Though now largely forgotten by just about everyone except hardcore fantasy enthusiasts and Sean Connery completists, 1996’s DragonHeart remains a quietly fascinating slab of action-adventure filmmaking, and was actually a movie slightly ahead of its time. It was also a movie with a surprisingly tortured production history. The original script came from Patrick Read Johnson, who had co-written and directed the oddball 1990 sci-fi comedy, Spaced Invaders, and hoped to make this his considerably more ambitious sophomore effort. But Johnson’s entertaining and inventive script – about a knight who teams with the world’s last dragon to defeat an evil king – had generated a little heat, and the purchasing studio, Universal, started shopping it to Hollywood’s biggest directors. Richard Donner (Superman, The Goonies, Lethal Weapon, The Omen) was the first to take the bait, and he immediately started looking at ways to create a believable on-screen dragon (who actually talks, and is a noble, likeable character in his own right), instantly looking at the burgeoning CGI techniques of the day. “Richard Donner was actually the first to test the idea of a CG dragon,” Patrick Read Johnson told IGN. “He had [special effects company] ILM take the T-Rex from Jurassic Park and animate its mouth to speak. I’d love to see that footage! I’m sure that it’s hysterical. Maybe someone will anonymously send it to me!” After Donner failed to effectively make the dragon work, Kenneth Branagh briefly tangled with DragonHeart before Rob Cohen (The Fast & The Furious) took the helm, and crafted a rollicking, heartfelt fantasy, with Dennis Quaid as the knight, Bowen, and Sean Connery as the voice of the scene stealing dragon, Draco.

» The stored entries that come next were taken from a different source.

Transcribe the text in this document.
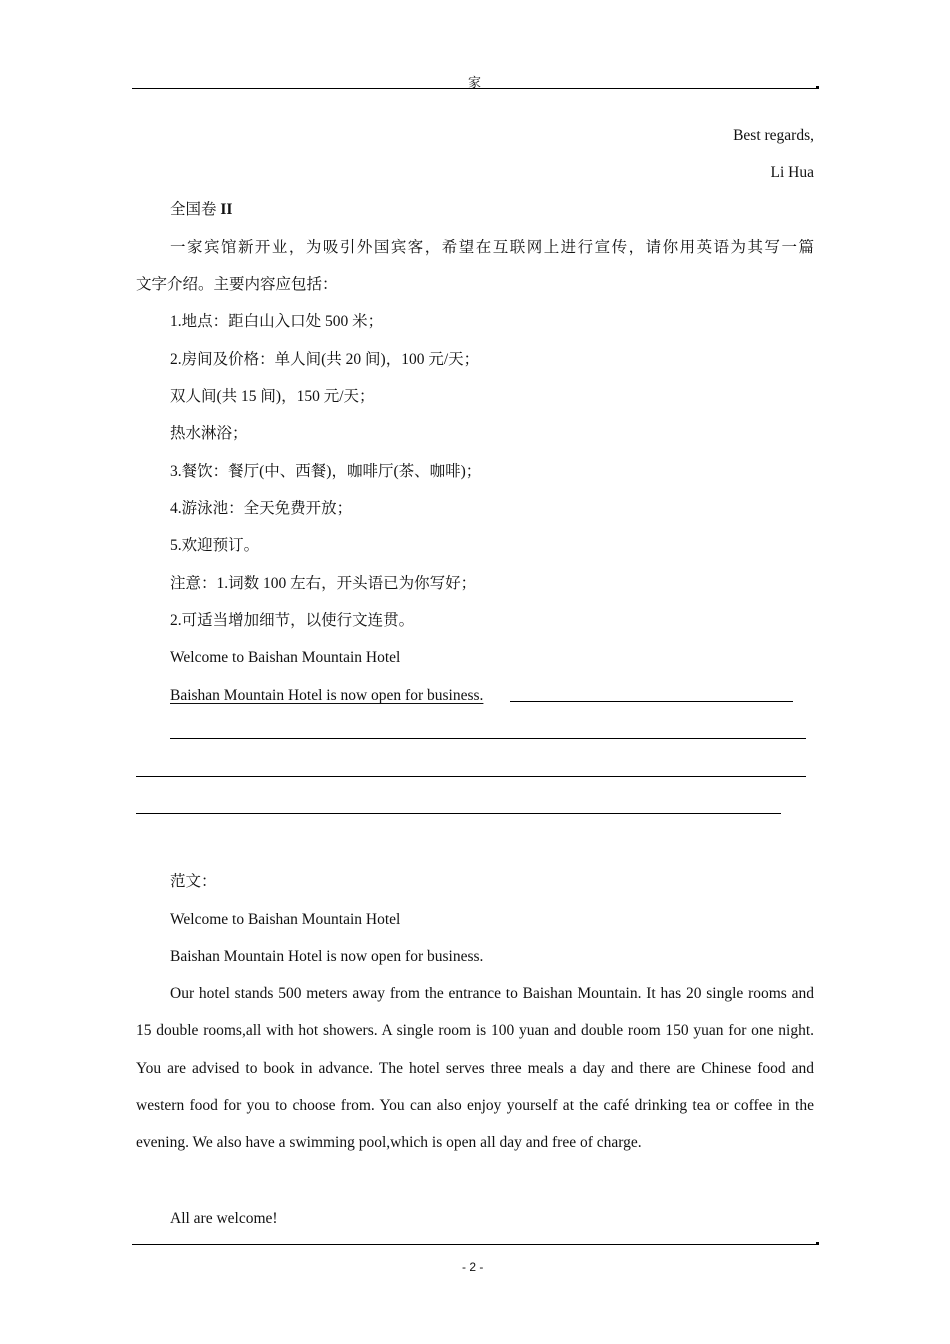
家
Best regards,
Li Hua
全国卷 II
一家宾馆新开业，为吸引外国宾客，希望在互联网上进行宣传，请你用英语为其写一篇
文字介绍。主要内容应包括：
1.地点：距白山入口处 500 米；
2.房间及价格：单人间(共 20 间)，100 元/天；
双人间(共 15 间)，150 元/天；
热水淋浴；
3.餐饮：餐厅(中、西餐)，咖啡厅(茶、咖啡)；
4.游泳池：全天免费开放；
5.欢迎预订。
注意：1.词数 100 左右，开头语已为你写好；
2.可适当增加细节，以使行文连贯。
Welcome to Baishan Mountain Hotel
Baishan Mountain Hotel is now open for business.
范文：
Welcome to Baishan Mountain Hotel
Baishan Mountain Hotel is now open for business.
Our hotel stands 500 meters away from the entrance to Baishan Mountain. It has 20 single rooms and 15 double rooms,all with hot showers. A single room is 100 yuan and double room 150 yuan for one night. You are advised to book in advance. The hotel serves three meals a day and there are Chinese food and western food for you to choose from. You can also enjoy yourself at the café drinking tea or coffee in the evening. We also have a swimming pool,which is open all day and free of charge.
All are welcome!
- 2 -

Of the many, many adaptations of the novels of horror master, Stephen King, one of the best is ironically lifted from one of his non-horror titles. Based upon the author’s 1982 novella, The Body, Rob Reiner’s 1986 comedy drama, Stand By Me, is an extraordinary mix of adolescent angst, scatological humour, lurching menace, and smalltown Americana, and rates as one of the director’s best works. It wasn’t, however, initially his. King’s The Body was loved by screenwriters, Raynold Gideon and Bruce Evans (who had penned John Carpenter’s brilliant 1984 sci-fi drama, Starman), and they crafted their own adaptation of the novella on spec, even though they knew that it would be a tough sell. Aware that the film’s young teenaged characters would preclude the casting of major stars in the principal roles, they set about attaching a big-name director in order to catch studio interest. They hooked a burgeoning heavy hitter in the form of British filmmaker, Adrian Lyne, who was hot off 1983’s smash hit, Flashdance, and had also directed the 1980 teen drama, Foxes, starring Jodie Foster. Lyne helped Gideon and Evans develop the script, and assisted them in obtaining a studio deal, but there was a problem: the director was finishing editing on his sexy drama, 91/2 Weeks, and he’d promised himself a holiday upon completion. “Lyne is a good friend,” Gideon told The Sun-Sentinel. “He was enthusiastic, but he wanted to wait until the spring of 1986 to start production. We told him that we couldn’t wait that long.” Unwilling to budge, the holiday-minded Lyne dropped out of Stand By Me, and the project was handed on a silver platter to Rob Reiner, who promptly turned it into movie gold.